"Kiwi Property is committed to maintaining a strong financial position and has a long history of conservative gearing. The bonds will further diversify our sources of funding, extend the weighted average duration of our funding base," it said in a roadshow presentation for the bond offer.
The actual margin and interest rate on the bond will be announced after the bookbuild process, expected to take place December 12. The term sheet will be updated to include the margin and the interest rate and will be released on the same day, it said.
Kiwi Property is the latest company turning to the NZX's debt market, which has seen $2.77 billion of new listings in the 10 months ended October 31, compared to just $480 million of equity listed through initial public offerings or compliance listings.
Precinct Properties New Zealand tapped the debt market earlier this month, raising $100 million in an oversubscribed seven-year bond, paying annual interest of 4.42 per cent.

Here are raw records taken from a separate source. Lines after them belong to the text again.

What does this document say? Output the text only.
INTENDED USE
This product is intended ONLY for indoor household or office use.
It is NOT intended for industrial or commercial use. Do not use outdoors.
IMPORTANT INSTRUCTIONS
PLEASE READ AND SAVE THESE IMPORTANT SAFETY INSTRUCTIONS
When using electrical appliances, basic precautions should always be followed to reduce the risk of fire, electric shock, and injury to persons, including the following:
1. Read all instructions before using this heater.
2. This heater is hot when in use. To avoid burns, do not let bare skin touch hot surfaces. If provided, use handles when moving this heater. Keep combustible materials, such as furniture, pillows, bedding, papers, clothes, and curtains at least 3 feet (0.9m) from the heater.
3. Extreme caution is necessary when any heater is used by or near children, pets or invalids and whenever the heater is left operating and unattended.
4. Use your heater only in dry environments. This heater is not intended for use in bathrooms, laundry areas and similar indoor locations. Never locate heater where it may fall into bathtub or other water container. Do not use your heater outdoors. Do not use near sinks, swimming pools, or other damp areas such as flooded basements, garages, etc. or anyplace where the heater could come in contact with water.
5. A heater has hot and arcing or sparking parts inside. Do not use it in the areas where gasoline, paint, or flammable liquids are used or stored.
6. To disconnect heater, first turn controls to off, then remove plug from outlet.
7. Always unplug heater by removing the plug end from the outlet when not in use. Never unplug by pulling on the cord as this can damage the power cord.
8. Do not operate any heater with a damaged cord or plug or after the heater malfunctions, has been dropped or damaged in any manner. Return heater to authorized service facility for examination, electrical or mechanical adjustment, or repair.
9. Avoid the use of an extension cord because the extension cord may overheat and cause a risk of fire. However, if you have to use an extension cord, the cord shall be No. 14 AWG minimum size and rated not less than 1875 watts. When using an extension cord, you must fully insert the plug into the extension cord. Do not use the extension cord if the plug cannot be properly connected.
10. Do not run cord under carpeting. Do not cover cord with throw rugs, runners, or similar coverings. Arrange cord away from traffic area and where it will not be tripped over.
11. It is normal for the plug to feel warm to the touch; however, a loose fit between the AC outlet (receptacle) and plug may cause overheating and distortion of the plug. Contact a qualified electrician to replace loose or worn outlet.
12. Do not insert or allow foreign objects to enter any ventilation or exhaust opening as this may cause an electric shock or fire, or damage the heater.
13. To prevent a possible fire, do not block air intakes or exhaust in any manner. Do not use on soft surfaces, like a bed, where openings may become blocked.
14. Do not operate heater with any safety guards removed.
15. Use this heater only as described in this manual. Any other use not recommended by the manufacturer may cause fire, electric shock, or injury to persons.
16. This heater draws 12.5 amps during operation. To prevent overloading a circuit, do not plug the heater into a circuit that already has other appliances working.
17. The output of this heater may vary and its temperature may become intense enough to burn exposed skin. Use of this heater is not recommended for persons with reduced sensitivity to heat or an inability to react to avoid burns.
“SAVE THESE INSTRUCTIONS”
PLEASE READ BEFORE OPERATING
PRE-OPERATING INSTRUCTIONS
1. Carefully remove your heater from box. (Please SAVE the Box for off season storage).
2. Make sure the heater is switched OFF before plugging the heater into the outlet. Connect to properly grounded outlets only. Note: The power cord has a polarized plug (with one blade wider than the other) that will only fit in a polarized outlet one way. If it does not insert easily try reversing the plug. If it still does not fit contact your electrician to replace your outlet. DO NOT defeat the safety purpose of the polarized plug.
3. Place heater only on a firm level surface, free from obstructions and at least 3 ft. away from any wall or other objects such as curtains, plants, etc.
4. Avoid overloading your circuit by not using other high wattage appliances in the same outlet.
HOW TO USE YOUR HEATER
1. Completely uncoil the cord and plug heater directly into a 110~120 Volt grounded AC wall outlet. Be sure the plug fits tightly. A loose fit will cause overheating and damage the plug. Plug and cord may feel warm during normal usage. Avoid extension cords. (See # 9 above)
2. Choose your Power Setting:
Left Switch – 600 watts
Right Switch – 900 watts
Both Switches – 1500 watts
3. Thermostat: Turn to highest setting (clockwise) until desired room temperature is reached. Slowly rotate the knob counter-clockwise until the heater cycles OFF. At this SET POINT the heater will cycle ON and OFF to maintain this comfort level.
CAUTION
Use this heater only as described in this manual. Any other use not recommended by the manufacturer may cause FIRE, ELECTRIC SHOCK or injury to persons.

The 1.5 per cent margin above the swap rate was the bottom end of Precinct's indicative range. There is no public pool for Kiwi Property's offer, with all the bonds being reserved for clients of joint lead managers Deutsche Craigs and Westpac Banking Corp, co-managers Bank of New Zealand and Forsyth Barr and NZX participants and other approved financial intermediaries.
Kiwi Property's current gearing ratio is 31.2 per cent - not including the sale of the Majestic Centre - and under its gearing covenant, the group's financial debt to total tangible assets must not exceed 45 per cent.
In November it said it had reached an unconditional agreement to sell its Majestic Centre office tower in Wellington to Investec Australia Property Fund for $123.2 million.
The stock recently fell 2.2 percent to $1.34 and has lost 0.7 per cent over the past 12 months.